In dieser Art von Setzung (Urbild, Idee bei Platon; Form, Nous,
Wirklichkeit bei Aristoteles) wird also implicite ein erklärungsbedürftiger
Gegenpol ("me ón", "tó kenón", das Nicht-Sein, der
Stoff, die Materie, die bloße Möglichkeit, die Bewegung) mitgesetzt,
indem er nicht gesetzt wird. Im vorliegenden Falle betrifft dies den Stoff
bzw. die Materie als Nicht-Gesetztes, Nicht-Wahres (Erscheinung), Nicht-Allgemeines
(Konkretes), Nicht-Ruhe-Sein (die Bewegung, das "Vergängliche"). Es
werden also nicht ZWEI Prinzipien als gleichzeitig und unabhängig
voneinander wahr und gültig gesetzt, Form und Stoff, es wird auch
nicht, wie noch bei den Hylozoisten der Fall, EIN Prinzip gesetzt, in dem
sich beide Momente noch nicht voneinander differenzieren, sondern es wird
ein Sein, Einssein, ein Einssein, ein Ruhesein gesetzt, was "ist" und gegen
welches ein von ihm Verschiedenes dualistisch nicht-gesetzt wird, "nicht
ist". Der Wahrheitsgehalt des Gesetzten besteht eben darin, daß es
"ist", gesetzt ist, der Wahrheits-bzw. Falschheitsgehalt des Nicht-Gesetzten
besteht darin, daß es nicht-ist, denn es können nicht beide
gleichwertig gesetzt und wahr sein. Das Gesetzte, Wahre determiniert das
Nicht-Gesetzte, Falsche. (Die Frage bleibt hier nur, wer darüber entscheidet,
was "wahr" und was "falsch" ist.) Die Methode drückt sich im Verhältnis
des Gesetzten (Identität) zu dem von ihm Verschiedenen, Nicht-Gesetzten
(Differenz) aus, nämlich im vorliegenden Falle in den Sätzen
der Aristotelischen Formalen Logik, dem Satz der Identität, dem Satz
vom Widerspruch und dem Satz vom ausgeschlossenen Dritten.

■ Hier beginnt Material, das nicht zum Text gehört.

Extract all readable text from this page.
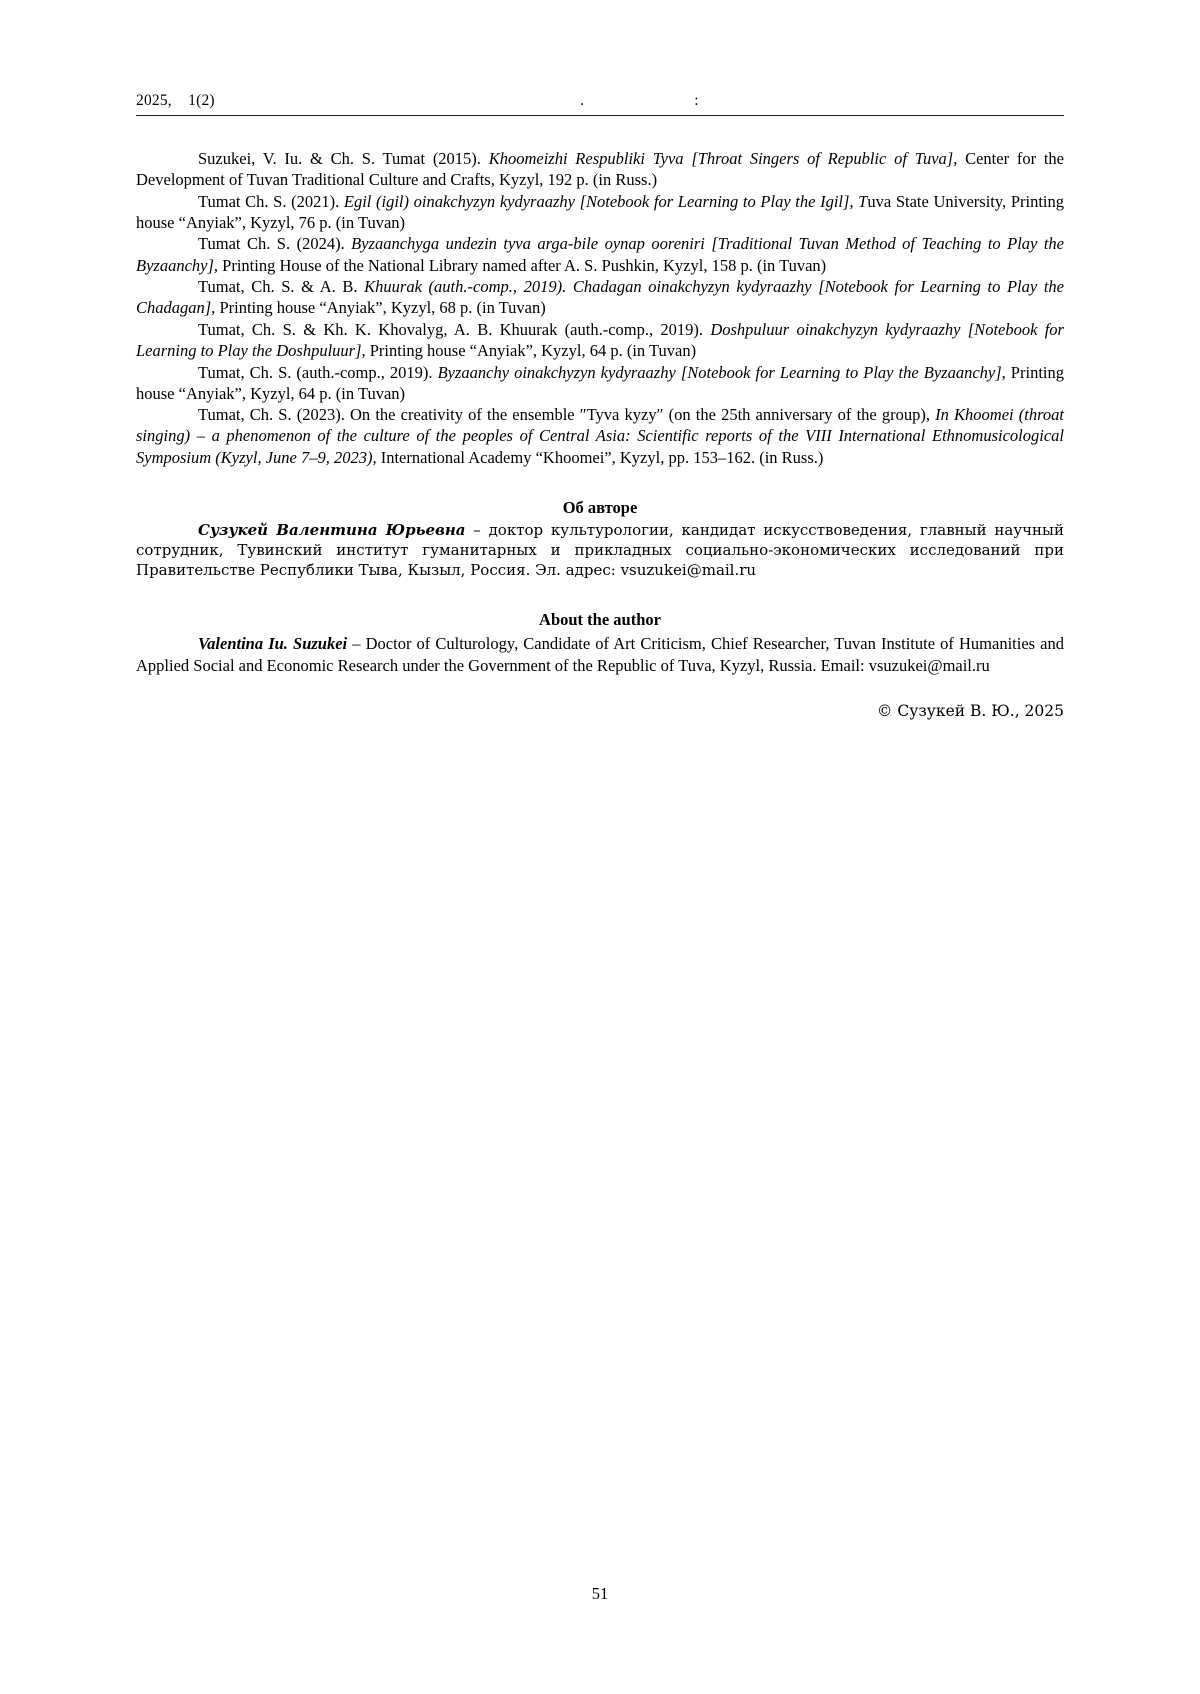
2025,    1(2)	.                           :

Suzukei, V. Iu. & Ch. S. Tumat (2015). Khoomeizhi Respubliki Tyva [Throat Singers of Republic of Tuva], Center for the Development of Tuvan Traditional Culture and Crafts, Kyzyl, 192 p. (in Russ.)

Tumat Ch. S. (2021). Egil (igil) oinakchyzyn kydyraazhy [Notebook for Learning to Play the Igil], Tuva State University, Printing house “Anyiak”, Kyzyl, 76 p. (in Tuvan)

Tumat Ch. S. (2024). Byzaanchyga undezin tyva arga-bile oynap ooreniri [Traditional Tuvan Method of Teaching to Play the Byzaanchy], Printing House of the National Library named after A. S. Pushkin, Kyzyl, 158 p. (in Tuvan)

Tumat, Ch. S. & A. B. Khuurak (auth.-comp., 2019). Chadagan oinakchyzyn kydyraazhy [Notebook for Learning to Play the Chadagan], Printing house “Anyiak”, Kyzyl, 68 p. (in Tuvan)

Tumat, Ch. S. & Kh. K. Khovalyg, A. B. Khuurak (auth.-comp., 2019). Doshpuluur oinakchyzyn kydyraazhy [Notebook for Learning to Play the Doshpuluur], Printing house “Anyiak”, Kyzyl, 64 p. (in Tuvan)

Tumat, Ch. S. (auth.-comp., 2019). Byzaanchy oinakchyzyn kydyraazhy [Notebook for Learning to Play the Byzaanchy], Printing house “Anyiak”, Kyzyl, 64 p. (in Tuvan)

Tumat, Ch. S. (2023). On the creativity of the ensemble ″Tyva kyzy″ (on the 25th anniversary of the group), In Khoomei (throat singing) – a phenomenon of the culture of the peoples of Central Asia: Scientific reports of the VIII International Ethnomusicological Symposium (Kyzyl, June 7–9, 2023), International Academy “Khoomei”, Kyzyl, pp. 153–162. (in Russ.)

Об авторе

Сузукей Валентина Юрьевна – доктор культурологии, кандидат искусствоведения, главный научный сотрудник, Тувинский институт гуманитарных и прикладных социально-экономических исследований при Правительстве Республики Тыва, Кызыл, Россия. Эл. адрес: vsuzukei@mail.ru

About the author

Valentina Iu. Suzukei – Doctor of Culturology, Candidate of Art Criticism, Chief Researcher, Tuvan Institute of Humanities and Applied Social and Economic Research under the Government of the Republic of Tuva, Kyzyl, Russia. Email: vsuzukei@mail.ru

© Сузукей В. Ю., 2025
51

Wir kommen hier nochmals kurz auf die griechischen Philosophen und ihre
Setzungen zurück, nämlich hier auf die Hylozoisten mit ihren
materiell gefaßten Prinzipien. Bei ihnen fallen die oben unterschiedenen
Arten von Prinzipien wesentlich noch ineins, wenn sie den "belebten Stoff",
die "belebte Allmaterie" in Gestalt von jeweils "hyle" (Thales), "apeiron"
(Anaximander) "aêr" bzw. "pneuma" (Anaximenes), postulieren, und
insofern sie "das Belebende" vom "Stofflichen" noch nicht trennen, womit
auch das Erkennende wie das zu Erkennende ineins fallen. Ein Prinzip beinhaltet
hier noch alle aufeinander bezogenen Momente derselben Sache (Form und
Stoff, Geist und Materie, Erkennendes und zu Erkennendes), welche später
differenziert und dualistisch gegeneinander gestellt werden (Form oder
Stoff, Geist oder Materie, Subjekt oder Objekt).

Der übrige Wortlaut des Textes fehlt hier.